社説 国連総会 首相演説 核なき世界 具体策足りぬ

 岸田文雄首相は国連総会での一般討論演説に臨み、ライフワークとする「核兵器のない世界」を目指して、取り組みを強化する考えを示した。

 今まさに、核兵器が使われるかもしれないとの不安が広がる中、意欲は買いたい。ウクライナに昨年侵攻したロシアが、核兵器による脅しを続けているからだ。

 とはいえ、演説は廃絶への具体策を欠く。柱となるのは核軍縮の議論促進を支える研究機関への資金提供ぐらい。被爆地が長年、訴えてきた「核なき世界」を掲げた割には踏み込み不足である。

 岸田首相の国連演説は昨年に続き2回目。気候変動や感染症、法の支配への挑戦などの課題に世界は直面していると指摘して、協調に向けた世界を目指すよう呼びかけた。

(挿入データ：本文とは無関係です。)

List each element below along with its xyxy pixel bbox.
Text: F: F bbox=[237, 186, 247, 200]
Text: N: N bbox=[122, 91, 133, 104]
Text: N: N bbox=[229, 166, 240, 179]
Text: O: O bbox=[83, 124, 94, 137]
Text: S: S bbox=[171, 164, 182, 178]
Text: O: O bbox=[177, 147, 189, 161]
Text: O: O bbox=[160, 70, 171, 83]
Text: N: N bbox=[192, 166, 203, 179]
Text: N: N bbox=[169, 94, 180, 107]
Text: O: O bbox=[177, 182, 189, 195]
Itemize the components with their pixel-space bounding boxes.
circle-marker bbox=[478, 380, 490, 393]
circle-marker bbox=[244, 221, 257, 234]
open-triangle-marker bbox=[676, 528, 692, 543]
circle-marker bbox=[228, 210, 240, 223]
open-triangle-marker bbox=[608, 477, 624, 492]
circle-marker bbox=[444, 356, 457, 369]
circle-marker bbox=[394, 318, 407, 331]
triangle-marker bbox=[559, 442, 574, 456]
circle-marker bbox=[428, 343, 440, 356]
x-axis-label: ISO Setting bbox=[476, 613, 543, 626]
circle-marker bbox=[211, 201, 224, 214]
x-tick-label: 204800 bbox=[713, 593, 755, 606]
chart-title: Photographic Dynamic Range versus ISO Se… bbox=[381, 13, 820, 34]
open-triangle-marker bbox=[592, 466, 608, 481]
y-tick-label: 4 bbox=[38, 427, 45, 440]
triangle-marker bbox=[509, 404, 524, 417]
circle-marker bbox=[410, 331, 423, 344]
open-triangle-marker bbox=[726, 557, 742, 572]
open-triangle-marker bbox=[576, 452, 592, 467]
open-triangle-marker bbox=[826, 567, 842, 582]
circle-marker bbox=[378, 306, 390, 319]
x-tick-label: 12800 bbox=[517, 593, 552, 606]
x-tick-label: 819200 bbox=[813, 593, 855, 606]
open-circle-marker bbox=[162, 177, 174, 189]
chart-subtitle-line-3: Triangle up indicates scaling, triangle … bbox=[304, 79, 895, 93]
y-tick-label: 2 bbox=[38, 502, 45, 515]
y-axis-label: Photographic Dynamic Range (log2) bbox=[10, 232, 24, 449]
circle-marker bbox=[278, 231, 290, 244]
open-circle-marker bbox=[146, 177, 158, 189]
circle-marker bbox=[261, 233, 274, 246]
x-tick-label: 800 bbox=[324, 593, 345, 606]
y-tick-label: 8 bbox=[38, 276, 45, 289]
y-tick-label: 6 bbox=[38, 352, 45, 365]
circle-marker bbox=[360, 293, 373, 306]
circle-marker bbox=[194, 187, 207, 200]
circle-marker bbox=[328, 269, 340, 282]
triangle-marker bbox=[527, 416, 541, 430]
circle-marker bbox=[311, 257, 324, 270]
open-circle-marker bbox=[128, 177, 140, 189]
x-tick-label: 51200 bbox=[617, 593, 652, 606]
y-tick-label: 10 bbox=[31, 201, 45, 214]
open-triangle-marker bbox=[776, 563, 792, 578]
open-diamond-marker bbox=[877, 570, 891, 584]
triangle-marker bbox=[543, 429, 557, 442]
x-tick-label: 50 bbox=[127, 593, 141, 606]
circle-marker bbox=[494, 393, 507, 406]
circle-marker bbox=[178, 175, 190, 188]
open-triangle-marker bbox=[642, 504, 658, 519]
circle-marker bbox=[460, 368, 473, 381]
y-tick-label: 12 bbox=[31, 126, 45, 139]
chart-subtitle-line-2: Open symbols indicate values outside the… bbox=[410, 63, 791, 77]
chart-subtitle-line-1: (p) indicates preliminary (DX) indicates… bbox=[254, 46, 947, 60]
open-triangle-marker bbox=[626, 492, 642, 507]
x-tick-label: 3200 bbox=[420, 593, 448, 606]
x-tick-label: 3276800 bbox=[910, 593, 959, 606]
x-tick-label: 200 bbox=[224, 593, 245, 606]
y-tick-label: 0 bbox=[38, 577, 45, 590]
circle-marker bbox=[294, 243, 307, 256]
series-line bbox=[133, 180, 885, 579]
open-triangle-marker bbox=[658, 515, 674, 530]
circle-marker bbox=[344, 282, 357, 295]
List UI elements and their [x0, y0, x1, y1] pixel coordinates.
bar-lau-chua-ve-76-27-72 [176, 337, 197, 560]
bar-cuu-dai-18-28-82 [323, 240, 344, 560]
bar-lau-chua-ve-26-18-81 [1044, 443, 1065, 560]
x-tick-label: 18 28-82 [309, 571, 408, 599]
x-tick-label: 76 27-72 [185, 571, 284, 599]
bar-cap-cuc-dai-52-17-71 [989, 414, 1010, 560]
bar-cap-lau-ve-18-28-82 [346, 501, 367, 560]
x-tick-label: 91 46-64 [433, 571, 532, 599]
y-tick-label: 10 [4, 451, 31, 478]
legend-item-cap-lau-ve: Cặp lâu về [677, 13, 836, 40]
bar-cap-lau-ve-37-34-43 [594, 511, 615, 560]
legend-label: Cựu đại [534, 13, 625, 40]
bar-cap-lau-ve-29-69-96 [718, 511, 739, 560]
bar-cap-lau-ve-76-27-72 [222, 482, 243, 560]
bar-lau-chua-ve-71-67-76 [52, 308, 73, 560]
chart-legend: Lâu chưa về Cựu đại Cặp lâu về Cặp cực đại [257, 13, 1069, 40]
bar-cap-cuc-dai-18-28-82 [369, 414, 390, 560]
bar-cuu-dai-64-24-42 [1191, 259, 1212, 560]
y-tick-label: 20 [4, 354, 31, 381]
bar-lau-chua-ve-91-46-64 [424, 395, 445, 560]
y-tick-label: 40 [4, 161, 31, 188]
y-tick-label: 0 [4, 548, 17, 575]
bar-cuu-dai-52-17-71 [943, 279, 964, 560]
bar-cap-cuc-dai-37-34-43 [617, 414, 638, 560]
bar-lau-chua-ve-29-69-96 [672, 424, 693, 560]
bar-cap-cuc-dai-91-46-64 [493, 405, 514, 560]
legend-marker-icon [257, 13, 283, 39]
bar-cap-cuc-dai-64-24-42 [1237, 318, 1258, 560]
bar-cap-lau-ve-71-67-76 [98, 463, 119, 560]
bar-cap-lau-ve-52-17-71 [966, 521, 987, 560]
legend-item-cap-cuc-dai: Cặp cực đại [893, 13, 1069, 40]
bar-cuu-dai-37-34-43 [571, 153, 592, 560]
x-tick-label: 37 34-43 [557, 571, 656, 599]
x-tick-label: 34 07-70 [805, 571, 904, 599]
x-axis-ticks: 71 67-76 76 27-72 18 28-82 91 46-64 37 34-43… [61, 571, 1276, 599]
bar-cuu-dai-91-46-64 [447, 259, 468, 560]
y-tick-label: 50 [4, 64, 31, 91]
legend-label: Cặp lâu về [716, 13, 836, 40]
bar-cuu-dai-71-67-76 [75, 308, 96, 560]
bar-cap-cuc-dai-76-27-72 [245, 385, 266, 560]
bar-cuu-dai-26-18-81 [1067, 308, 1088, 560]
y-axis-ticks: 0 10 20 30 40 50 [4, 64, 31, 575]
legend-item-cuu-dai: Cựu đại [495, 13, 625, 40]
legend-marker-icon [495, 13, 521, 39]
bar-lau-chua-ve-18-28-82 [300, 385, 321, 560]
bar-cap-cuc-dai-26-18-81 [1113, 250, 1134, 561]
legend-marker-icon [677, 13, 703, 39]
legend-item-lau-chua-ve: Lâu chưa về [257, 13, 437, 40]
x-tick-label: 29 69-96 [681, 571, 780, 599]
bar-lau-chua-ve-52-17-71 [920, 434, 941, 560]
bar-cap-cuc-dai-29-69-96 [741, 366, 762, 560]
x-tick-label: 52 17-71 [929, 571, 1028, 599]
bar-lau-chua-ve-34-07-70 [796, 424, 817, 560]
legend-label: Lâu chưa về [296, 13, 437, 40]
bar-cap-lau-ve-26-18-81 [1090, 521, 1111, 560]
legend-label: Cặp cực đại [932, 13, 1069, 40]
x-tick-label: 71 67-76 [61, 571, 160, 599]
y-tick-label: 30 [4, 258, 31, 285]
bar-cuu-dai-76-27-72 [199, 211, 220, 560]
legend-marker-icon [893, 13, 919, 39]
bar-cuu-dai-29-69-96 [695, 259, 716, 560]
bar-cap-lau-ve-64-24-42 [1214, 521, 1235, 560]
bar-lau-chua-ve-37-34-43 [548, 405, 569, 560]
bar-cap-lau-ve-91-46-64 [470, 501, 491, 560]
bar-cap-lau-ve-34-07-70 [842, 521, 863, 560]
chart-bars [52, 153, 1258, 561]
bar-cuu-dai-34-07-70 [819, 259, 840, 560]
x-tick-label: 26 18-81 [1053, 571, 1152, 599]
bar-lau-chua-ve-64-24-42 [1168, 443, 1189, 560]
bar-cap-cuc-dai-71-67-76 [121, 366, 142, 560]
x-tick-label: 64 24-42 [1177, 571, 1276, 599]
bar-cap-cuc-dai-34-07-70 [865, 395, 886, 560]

 人間の命や尊厳が最も重要との原点に立ち返るべきだとの訴えである。その延長線上にあるのが、今回の演説でも中心に据えた核軍縮だろう。

 ただ、道筋は依然として見えてこない。例えば新たに打ち出した海外の研究機関・シンクタンクへの30億円拠出。「核兵器のない世界に向けたジャパン・チェア」を設置するという。専門家による議論の場となるようだ。

 ジャパン・チェアには先例がある。政府は2019年、800万ドル(約9億円)を拠出し、英国のシンクタンク、国際問題戦略研究所(IISS)に設けてもらった。日本の外交・安全保障政策を研究する専門家のポストである。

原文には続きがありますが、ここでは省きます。